Paylaş
Yazımın başlığı bir tekrardır…
Tam dört yıl önce bugün atmışım bu başlığı…
18.Ağustos.2011 günü…
Yazmaya başladığım ilk günler…
O gün henüz 17 yaşındaymışlar…
Yine Ankara Başkent Voleybol salonunda; Ülkemize takım sporlarında ilk Dünya şampiyonluğunu getirmişler…
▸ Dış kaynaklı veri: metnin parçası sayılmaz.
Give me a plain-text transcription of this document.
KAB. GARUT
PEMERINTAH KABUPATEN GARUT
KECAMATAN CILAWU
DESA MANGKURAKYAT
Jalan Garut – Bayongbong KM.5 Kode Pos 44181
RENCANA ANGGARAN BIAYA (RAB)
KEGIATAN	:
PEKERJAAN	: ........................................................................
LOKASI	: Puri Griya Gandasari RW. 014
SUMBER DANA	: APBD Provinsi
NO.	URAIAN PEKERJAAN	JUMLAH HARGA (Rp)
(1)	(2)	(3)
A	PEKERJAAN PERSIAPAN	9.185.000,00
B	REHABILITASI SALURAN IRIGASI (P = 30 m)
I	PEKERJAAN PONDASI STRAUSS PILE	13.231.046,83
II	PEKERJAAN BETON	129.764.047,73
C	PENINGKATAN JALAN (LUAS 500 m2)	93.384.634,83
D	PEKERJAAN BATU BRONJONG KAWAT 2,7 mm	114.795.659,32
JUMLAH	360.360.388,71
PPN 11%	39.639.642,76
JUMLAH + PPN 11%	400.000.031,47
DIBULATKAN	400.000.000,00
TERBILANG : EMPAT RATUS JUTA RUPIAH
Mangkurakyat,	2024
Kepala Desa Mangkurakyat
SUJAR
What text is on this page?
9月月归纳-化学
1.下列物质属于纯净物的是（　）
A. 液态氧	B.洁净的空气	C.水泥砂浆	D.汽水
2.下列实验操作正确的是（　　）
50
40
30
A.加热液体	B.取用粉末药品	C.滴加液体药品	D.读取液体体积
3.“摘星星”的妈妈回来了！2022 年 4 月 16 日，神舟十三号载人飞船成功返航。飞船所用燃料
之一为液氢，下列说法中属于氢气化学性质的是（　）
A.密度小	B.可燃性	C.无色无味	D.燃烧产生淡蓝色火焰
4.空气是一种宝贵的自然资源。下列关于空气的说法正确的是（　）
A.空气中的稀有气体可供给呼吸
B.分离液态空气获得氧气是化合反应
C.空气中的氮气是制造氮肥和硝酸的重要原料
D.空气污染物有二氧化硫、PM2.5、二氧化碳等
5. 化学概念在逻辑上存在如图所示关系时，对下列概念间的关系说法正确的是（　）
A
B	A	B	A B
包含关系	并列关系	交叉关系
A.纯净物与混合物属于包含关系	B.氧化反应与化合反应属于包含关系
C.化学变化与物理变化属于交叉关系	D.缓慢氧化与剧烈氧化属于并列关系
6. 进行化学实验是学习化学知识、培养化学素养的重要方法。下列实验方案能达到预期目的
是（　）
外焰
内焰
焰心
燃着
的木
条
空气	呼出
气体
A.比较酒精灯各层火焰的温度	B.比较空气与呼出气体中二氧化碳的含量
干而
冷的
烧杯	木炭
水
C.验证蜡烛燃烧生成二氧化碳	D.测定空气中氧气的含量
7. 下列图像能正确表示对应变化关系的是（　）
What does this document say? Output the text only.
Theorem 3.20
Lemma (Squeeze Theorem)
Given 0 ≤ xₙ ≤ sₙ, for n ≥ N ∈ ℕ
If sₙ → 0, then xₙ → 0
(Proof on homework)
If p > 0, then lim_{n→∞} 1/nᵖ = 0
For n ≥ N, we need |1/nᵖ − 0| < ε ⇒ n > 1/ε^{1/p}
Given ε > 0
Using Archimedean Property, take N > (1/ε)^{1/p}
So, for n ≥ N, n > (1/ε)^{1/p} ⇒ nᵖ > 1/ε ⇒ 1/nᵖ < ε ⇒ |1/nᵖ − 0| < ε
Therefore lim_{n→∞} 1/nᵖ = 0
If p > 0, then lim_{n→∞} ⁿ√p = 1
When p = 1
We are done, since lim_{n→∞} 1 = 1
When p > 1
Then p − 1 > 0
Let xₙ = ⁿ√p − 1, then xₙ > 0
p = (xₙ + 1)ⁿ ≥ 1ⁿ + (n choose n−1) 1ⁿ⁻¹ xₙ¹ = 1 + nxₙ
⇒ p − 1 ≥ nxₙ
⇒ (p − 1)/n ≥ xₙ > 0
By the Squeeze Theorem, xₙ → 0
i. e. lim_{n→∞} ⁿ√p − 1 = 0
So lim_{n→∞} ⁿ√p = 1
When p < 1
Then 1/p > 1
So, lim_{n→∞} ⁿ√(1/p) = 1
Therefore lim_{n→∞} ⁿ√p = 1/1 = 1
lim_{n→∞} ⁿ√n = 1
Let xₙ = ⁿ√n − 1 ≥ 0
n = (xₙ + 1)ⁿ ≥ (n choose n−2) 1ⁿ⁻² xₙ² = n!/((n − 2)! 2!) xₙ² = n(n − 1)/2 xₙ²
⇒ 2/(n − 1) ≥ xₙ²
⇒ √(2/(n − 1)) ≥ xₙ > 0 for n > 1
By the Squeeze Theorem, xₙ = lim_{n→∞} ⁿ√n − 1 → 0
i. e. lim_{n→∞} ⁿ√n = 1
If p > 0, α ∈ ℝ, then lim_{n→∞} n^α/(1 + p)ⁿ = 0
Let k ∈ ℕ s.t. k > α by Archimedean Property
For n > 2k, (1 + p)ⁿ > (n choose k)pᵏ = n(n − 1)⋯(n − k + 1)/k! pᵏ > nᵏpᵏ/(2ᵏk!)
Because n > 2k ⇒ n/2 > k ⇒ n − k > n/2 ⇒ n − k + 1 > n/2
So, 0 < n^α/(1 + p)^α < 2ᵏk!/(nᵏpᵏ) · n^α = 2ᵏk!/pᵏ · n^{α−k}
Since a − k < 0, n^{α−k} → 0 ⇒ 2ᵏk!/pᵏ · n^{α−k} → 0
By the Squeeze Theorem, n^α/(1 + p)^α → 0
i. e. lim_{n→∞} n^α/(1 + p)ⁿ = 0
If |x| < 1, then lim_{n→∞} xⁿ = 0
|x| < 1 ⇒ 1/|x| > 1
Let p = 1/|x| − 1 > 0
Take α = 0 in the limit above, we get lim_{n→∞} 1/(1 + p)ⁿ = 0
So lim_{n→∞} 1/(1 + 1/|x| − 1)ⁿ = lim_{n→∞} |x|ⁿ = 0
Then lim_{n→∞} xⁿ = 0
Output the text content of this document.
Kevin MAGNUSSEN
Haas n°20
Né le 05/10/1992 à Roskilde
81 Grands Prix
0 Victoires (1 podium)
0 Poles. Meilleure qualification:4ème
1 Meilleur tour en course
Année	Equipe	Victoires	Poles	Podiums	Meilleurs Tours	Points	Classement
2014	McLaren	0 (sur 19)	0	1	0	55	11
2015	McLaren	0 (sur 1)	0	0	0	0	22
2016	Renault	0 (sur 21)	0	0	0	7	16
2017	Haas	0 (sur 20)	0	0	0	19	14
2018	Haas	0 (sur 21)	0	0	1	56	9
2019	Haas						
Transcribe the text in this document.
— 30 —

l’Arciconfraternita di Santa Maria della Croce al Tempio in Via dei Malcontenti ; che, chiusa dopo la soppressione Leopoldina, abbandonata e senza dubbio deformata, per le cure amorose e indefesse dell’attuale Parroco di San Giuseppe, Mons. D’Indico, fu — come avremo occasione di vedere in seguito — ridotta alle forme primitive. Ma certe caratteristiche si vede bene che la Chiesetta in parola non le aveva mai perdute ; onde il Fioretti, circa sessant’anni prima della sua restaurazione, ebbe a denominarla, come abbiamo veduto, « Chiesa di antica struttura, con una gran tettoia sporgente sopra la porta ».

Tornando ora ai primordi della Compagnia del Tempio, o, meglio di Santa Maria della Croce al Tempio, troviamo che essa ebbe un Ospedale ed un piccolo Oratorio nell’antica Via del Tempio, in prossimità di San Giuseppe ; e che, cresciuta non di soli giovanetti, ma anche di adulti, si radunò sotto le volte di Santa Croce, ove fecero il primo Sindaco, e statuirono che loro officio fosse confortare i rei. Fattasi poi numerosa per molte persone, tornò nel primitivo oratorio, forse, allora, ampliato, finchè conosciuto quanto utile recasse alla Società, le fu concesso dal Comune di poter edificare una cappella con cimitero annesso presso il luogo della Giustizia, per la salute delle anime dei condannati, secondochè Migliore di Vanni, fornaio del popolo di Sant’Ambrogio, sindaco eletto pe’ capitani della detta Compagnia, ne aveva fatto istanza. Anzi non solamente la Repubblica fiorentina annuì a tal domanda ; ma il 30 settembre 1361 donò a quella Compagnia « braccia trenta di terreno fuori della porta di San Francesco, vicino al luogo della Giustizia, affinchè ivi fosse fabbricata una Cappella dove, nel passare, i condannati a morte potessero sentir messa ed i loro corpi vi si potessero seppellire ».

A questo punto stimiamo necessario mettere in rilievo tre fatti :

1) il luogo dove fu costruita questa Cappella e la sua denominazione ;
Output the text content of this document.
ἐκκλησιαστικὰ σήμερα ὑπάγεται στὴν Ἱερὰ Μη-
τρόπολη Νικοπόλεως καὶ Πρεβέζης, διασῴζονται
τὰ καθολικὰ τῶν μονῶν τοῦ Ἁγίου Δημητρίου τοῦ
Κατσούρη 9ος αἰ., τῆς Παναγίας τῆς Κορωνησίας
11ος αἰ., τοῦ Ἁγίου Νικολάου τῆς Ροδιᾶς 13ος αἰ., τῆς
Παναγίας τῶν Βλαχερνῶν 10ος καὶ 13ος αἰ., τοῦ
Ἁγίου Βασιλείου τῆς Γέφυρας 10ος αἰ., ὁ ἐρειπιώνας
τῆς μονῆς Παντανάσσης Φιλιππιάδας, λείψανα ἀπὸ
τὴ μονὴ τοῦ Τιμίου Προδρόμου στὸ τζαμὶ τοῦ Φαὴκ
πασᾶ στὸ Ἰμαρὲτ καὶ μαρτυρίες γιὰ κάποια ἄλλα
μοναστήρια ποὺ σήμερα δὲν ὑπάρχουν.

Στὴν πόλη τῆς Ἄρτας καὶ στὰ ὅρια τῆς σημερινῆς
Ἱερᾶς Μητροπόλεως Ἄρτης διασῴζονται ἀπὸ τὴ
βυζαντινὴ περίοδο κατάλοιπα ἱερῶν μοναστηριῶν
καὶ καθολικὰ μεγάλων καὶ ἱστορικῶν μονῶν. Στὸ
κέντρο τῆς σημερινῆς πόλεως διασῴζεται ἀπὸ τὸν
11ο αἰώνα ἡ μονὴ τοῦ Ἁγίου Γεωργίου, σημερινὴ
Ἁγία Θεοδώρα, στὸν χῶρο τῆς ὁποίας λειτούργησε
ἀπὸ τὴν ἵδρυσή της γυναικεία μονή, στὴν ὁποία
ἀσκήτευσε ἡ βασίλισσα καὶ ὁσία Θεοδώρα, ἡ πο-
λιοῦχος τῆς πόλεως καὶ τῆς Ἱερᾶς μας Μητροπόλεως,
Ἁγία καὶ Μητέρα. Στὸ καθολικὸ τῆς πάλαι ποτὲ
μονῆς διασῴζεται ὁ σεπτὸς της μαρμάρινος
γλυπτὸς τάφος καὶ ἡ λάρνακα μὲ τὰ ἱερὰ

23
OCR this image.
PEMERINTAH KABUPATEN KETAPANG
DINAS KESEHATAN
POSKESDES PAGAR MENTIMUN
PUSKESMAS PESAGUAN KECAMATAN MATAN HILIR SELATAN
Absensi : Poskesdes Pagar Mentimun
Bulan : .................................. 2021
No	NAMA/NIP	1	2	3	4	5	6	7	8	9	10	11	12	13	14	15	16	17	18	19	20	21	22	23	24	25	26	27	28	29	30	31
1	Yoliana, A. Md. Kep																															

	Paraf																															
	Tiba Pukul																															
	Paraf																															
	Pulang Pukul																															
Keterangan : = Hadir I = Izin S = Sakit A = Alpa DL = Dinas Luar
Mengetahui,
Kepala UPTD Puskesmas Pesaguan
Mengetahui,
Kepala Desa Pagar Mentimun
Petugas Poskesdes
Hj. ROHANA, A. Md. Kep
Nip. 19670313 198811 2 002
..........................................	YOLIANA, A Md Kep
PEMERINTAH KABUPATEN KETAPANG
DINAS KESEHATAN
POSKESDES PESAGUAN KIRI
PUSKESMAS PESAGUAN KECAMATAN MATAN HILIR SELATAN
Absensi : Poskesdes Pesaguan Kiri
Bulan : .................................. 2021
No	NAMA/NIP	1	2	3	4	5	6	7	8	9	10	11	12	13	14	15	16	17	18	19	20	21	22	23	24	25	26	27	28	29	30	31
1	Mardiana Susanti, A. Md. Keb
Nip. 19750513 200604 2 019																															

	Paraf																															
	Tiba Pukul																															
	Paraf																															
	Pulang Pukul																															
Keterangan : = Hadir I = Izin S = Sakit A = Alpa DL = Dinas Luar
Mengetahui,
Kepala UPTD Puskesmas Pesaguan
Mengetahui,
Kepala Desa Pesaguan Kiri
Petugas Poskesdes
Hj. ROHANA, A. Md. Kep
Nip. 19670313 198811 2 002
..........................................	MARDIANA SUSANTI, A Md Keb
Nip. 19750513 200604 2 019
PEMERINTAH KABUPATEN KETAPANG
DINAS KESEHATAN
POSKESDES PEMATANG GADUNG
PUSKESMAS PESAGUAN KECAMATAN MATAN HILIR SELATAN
“Çağla, Şeyma, Kübra, Ece, Dilek, Damla, Ceylan, Cemre, Ceyda, Dilara, Aslı;
İsimlerini şimdiden ezberleyin!
Ya da kendinizi hiç yormayın kendinizi. Onlar bize ezberletecekler isimlerini.”
Yazmışım…
Ardan dört yıl geçti bu takım; Bu kez 23 yaş altı Dünya ikincisi oldu…
Aralarına henüz 17 yaşında olan Hande, Meliha, Ezgi, Özge, Melis, Hatice ilave oldu…
Bizi affedin!
Ezberleyemedik çocuklar isimlerinizi…
Çünkü sizi, sadece Dünya Şampiyonu olduğunuz zaman hatırlıyoruz(!)
Bu akşam Dünya ikinci oldunuz…
Maalesef ki yarın gazetelerde yoksunuz(!)
***
Bu kürsünün tesadüf olmadığı anlaşılıyor zaten…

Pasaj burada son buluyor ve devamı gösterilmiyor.